Because the characters '(' and ')' have special meanings, and the shell misunderstands it in the preprocessing stage. The same is true for the '*' and '?' symbols in

echo What does the * symbol mean?
The characters used in a special meaning (like ?, *, (, ), < , >, |, &, etc.) are called metacharacters. If you want to use them as a simple character, you have two options: Remark: the difference between the apostrophe ('hard quotation') and the double quotation ("soft quotation") mark will become clear when dealing with variables. In fact if you put a variable between "-s, the variable will be replaced with its actual value.

Try

echo "Here you have 'single quotation marks' between double ones"
echo 'And here you have "double quotation marks" between single ones'

echo There are plenty of room                     between these words
echo There are plenty of room "                 " between these words
 

An other way to calculate something is putting the expression  between '$['   and ']', like:
echo $[3+5] $[11/5]
Question: the backslash  character (\) is a metacharacter itself. How to neutralize it? By typing it twice.

An important principle in UNIX: the parameters are seperated by a space. Therefore space is also a metacharacter, as seen by the above examples ("echo there are plenty room..."), so you need to neutralize it, too.

Remark: you could use most metacharacters in file names (e.g. spaces, as in Windows >95), but you should always think of neutralizing them. Therefore it is better to avoid them. For instance, " rm file name " would remove two files, one named "file" and one named "name", and not the file named "file name", if you happen to have all of them. To remove this third file, use " rm 'file name' ".
 
 
 
 

2. Coding different alphabets, code pages, etc.
 

"In UNIX everything is text": what does this mean?

Originally computers were built and used by English speaking people. English is a special language, because if (practically) doesn't use diacritical marks. What about other languages, that have all kind of strange characters (e.g. á, é , í, ó, ú, ö, ü,...)? What about languages using not latin alphabets (Arabic, Greek, Hebrew, languages using Cyrillic alphabet, Asian languages,...)?

You have to differentiate between the following "levels":

1. Keyboard layout: Which key is understood as what character? Different languages have different standards: e.g. English: QWERTY..., German: QWERTZ..., French: AZERTY, etc. Pressing a key sends a signal to the computer (to the central unit of the machine, and not to the computer used as a terminal!), that is understood as a number according to the layout set up.

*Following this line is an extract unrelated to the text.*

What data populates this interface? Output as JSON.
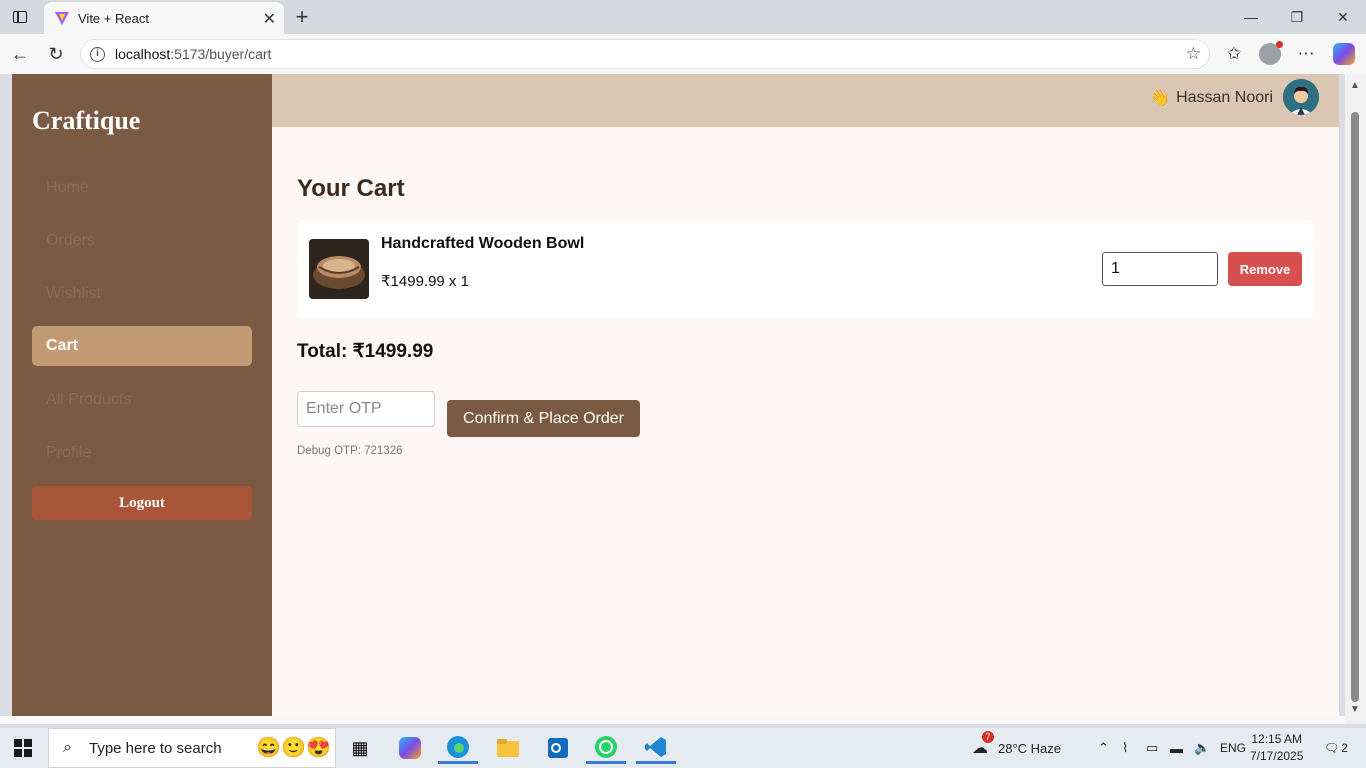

2. Code page: a number (either a signal received from the keyboard, i.e. the standard input, or a byte appearing in a file) is associated with a character (e.g. 32 is a space, 48 is the character '0', 65 is the character 'A' in the ASCII standard). This associating process needs a coding system. On modern computers (from the late 80's) there are several coding systems, different standards for associating numbers with characters. These standards are called code pages.

3. Font: the graphics of different characters (e.g. Tiems, Times New Roman, Arial, Courier, Helvetica,...). Originally fonts were defined using a matrix of points (either points of the screen or points of a plotter / printer). (E.g. Commodore's used a matrix of 8 × 8 points.) Nowdays people use "vector-graphic" fonts, that allow enlarging without loosing the quality of the text. "Bold", "italic", "underlined", etc. multiplies the possibility of fonts.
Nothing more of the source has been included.